LeetCode 404. Sum of Left Leaves（左叶子结点的和）

题目描述

Find the sum of all left leaves in a given binary tree.

Example:

    3
   / \
  9  20
    /  \
   15   7

There are two left leaves in the binary tree, with values 9 and 15 respectively. Return 24.

解法一

思路

既然是二叉树的遍历问题，那想必是递归了。再看需要返回sum，对于递归来说就是先收集递归的结果，再加上自己的结果后返回，那就是后序遍历了，模板就是：

def sumOfLeftLeaves(root):
    ...
    sum = self.sumOfLeftLeaves(root.left) + self.sumOfLeftLeaves(root.right)
    # TODO
    return sum

题目要求的是处理左叶子结点，那么首先要解决的就是在递归中如何判断当前结点是否是左叶子结点了。很可惜的是，对于结点本身，虽然可以很容易判断其是否为叶子结点，但不能判断其是否为左结点。
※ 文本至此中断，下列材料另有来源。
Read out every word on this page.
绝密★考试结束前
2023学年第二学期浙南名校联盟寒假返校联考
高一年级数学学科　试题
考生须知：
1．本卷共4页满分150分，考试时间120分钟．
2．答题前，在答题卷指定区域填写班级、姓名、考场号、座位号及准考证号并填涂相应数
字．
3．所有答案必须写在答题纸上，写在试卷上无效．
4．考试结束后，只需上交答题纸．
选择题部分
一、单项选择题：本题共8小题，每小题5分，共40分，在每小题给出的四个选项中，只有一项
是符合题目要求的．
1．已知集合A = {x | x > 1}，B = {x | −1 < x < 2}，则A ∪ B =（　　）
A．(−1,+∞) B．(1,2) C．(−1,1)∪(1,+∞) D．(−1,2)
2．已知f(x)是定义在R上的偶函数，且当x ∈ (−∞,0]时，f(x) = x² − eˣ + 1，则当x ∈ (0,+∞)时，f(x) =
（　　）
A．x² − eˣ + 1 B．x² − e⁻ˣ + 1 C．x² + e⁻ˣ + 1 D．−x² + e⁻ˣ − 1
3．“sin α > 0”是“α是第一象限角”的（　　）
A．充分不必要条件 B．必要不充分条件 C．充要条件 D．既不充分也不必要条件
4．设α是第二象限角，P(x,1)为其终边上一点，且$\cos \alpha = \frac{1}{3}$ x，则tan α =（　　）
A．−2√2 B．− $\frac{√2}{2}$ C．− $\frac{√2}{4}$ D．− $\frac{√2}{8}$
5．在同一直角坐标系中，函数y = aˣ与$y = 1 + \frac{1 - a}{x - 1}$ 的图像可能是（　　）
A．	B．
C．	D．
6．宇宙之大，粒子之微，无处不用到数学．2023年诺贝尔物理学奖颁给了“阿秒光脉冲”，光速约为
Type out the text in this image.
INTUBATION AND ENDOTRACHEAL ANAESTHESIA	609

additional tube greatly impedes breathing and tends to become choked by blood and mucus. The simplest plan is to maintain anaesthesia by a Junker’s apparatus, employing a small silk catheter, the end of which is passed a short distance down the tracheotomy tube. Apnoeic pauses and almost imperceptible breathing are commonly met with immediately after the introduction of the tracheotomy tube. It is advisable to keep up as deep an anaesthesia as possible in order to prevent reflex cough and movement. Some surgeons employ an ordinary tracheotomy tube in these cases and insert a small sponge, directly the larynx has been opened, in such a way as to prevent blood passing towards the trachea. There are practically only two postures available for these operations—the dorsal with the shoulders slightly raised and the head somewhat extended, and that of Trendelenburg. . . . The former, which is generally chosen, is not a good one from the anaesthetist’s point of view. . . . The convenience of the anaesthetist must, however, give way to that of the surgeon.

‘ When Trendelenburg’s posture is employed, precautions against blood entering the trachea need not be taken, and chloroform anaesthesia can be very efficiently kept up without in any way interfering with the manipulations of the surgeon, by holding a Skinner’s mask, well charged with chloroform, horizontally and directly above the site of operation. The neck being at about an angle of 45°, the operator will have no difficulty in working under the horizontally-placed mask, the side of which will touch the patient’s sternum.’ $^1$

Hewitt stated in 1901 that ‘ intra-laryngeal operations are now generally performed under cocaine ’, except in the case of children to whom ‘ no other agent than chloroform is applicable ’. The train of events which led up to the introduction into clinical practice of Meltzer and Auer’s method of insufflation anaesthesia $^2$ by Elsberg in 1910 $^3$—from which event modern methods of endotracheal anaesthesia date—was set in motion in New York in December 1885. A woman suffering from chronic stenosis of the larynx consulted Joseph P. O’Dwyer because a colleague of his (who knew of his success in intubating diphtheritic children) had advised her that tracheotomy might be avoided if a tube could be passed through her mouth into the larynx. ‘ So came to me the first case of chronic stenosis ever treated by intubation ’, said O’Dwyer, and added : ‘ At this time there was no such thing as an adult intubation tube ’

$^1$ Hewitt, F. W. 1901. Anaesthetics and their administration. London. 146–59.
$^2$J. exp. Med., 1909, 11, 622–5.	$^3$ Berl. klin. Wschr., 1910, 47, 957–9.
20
这里有个解决办法就是，既然遍历会遍历到每个结点，那不妨对每个结点检查其左子节点是不是叶子结点就好了，即：

if root.left and root.left.left is None and root.left.right is None:
    # TODO

这题的解法就出来啦。

Python

# Definition for a binary tree node.
# class TreeNode(object):
#     def __init__(self, x):
#         self.val = x
#         self.left = None
#         self.right = None


class Solution(object):
    def sumOfLeftLeaves(self, root):
        """
        :type root: TreeNode
        :rtype: int
        """
        if root is None:
            return 0
        sum = self.sumOfLeftLeaves(root.left) + self.sumOfLeftLeaves(root.right)
        if root.left and root.left.left is None and root.left.right is None:
            sum += root.left.val
        return sum

Java

/**
 * Definition for a binary tree node.
 * public class TreeNode {
 *     int val;
 *     TreeNode left;
 *     TreeNode right;
 *     TreeNode(int x) { val = x; }
 * }
 */
public class Solution {
    public int sumOfLeftLeaves(TreeNode root) {
        if (root == null) {
            return 0;
        }
        int sum = sumOfLeftLeaves(root.left) + sumOfLeftLeaves(root.right);
        if (root.left != null && root.left.left == null && root.left.right == null) {
            sum += root.left.val;
        }
        return sum;
    }
}

C++

/**
 * Definition for a binary tree node.
 * struct TreeNode {
 *     int val;
 *     TreeNode *left;
 *     TreeNode *right;
 *     TreeNode(int x) : val(x), left(NULL), right(NULL) {}
 * };
 */
class Solution {
public:
    int sumOfLeftLeaves(TreeNode *root) {
        if (root == nullptr) {
            return 0;
        }
        int sum = sumOfLeftLeaves(root->left) + sumOfLeftLeaves(root->right);
        if (root->left && root->left->left == nullptr && root->left->right == nullptr) {
            sum += root->left->val;
        }
        return sum;
    }
};